Minisymposium Scientific Computing

Organizer & chair: Jaap van der Vegt (Universiteit Twente)

Waaier 1, 10:15 – 12:15


The numerical prediction of extreme hydrodynamic wave loads

Arthur E.P. Veldman, Rijksuniversiteit Groningen

Non-linear free-surface phenomena, such as extreme waves and violent sloshing, and their impact on the endangered offshore and coastal constructions have long been subjects that could only be studied with experimental methods. Nowadays, computational luid dynamics tools can make a significant contribution to these flow problems. The presentation will sketch the computational modeling aspects of the simulation method ComFLOW, which is developed in close connection with MARIN, Deltares and the offshore industry. The method solves the one- and two-phase Navier-Stokes equations with a volume of fluid based free-surface treatment. Special attention will be paid to recent algorithmic refinements. Its current capabilities will be validated against a diverse series of experiments.


Adaptive grids for non-monotone waves in an extended Richards model

Paul Zegeling, Universiteit Utrecht

In this talk we will emphasize the importance of both analysis and computation in relation to a bifurcation problem in a non-equilibrium Richards model from hydrology. The extension of the Richards PDE for the water saturation to take into account dynamic memory effects was suggested by Hassanizadeh and Gray in the 90's. This gives rise to an extra third-order mixed space-time-derivative term in the PDE. Theory from applied analysis can, however, only used to predict the general solution behavior. We show that numerical adaptive grid PDE solutions can be nicely compared with the experimental observations from the laboratory, both in one dimension (non-monotone waves) and in two space dimensions (instabilities).

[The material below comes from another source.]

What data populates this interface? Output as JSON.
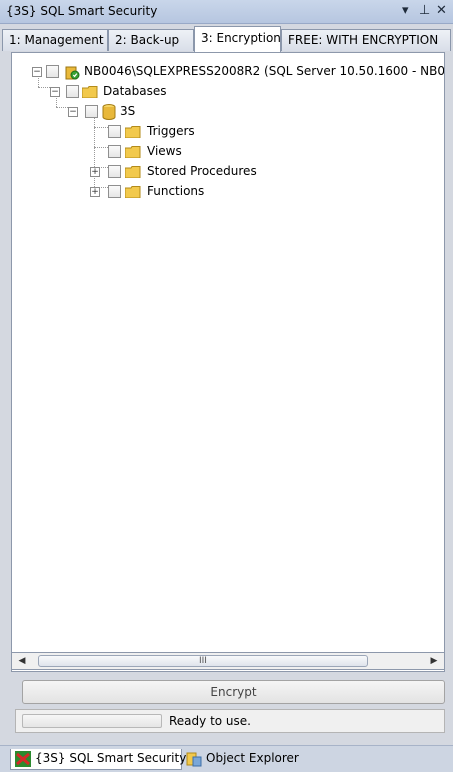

Goal-Adaptive Methods for Fluid-Structure Interaction

Harald van Brummelen, Technische Universiteit Eindhoven

The numerical solution of fluid-structure-interaction problems poses a paradox, in that most of the computational resources are consumed by the subsystem that is of least practical interest, viz., the fluid. Goal-adaptive discretization methods provide a paradigm to bypass this paradox. Based on the solution of a dual problem, the contribution of local errors to the error in a specific goal functional is estimated, and only the regions that yield a dominant contribution are refined.

In the present work, we address two fundamental complications in goal adaptivity for fluid-structure-interaction problems. The first pertains to the free-boundary character of fluid-structure-interaction problems, which induces so-called shape-derivatives in the linearized adjoint problem. The second complication concerns the treatment of the interface conditions, which has nontrivial consequences for the dual problem. Numerical results are presented to illustrate these different aspects.


Preconditioners for the discretized incompressible Navier-Stokes equations

C. Vuik, M. ur Rehman and A. Segal, Technische Universiteit Delft

In this talk we consider simulation with the incompressible Navier Stokes equations. After discretization by the Finite Element Method and linearization (using Picard or Newton-Raphson) one obtains a large sparse linear system. Due to the incompressibility constraint a large zero block appears on the main diagonal of the system matrix. This type of problems is also known as a saddle point problem. Straightforward application of direct or iterative solvers leads to breakdown or divergence of the methods. For large 3 dimensional problems only iterative methods are feasible due to large time and memory requirements of direct solvers.

For the iterative methods several Krylov subspace solvers can be used as there are: Bi-CGSTAB, GMRES, GCR and PCG. We also use a recently described Krylov solver: IDR(s). The most important part is always to find a suitable preconditioner. As a preconditioner we consider an adaptation of the SIMPLE(R) method, which is mostly used for Finite Volume Methods, but can also be used for problems originating from Finite Elements Methods. It appears that the Modified SIMPLER (MSIMPLER) preconditioner leads to the best results comparing with other known preconditioners. The resulting method depends only weakly on the grid size. Finally, we consider Stokes problems with variable viscosity. Applications are from geomechanics, for instance modeling the flow in the inner parts of the earth. A combination of the Schur complement method, the pressure mass matrix as preconditioner and the Multi-Level (ML) method for the subdomain problems leads to an iterative solution method, which is independent of the grid size, the variation in the viscosity and has a scalable parallel behavior.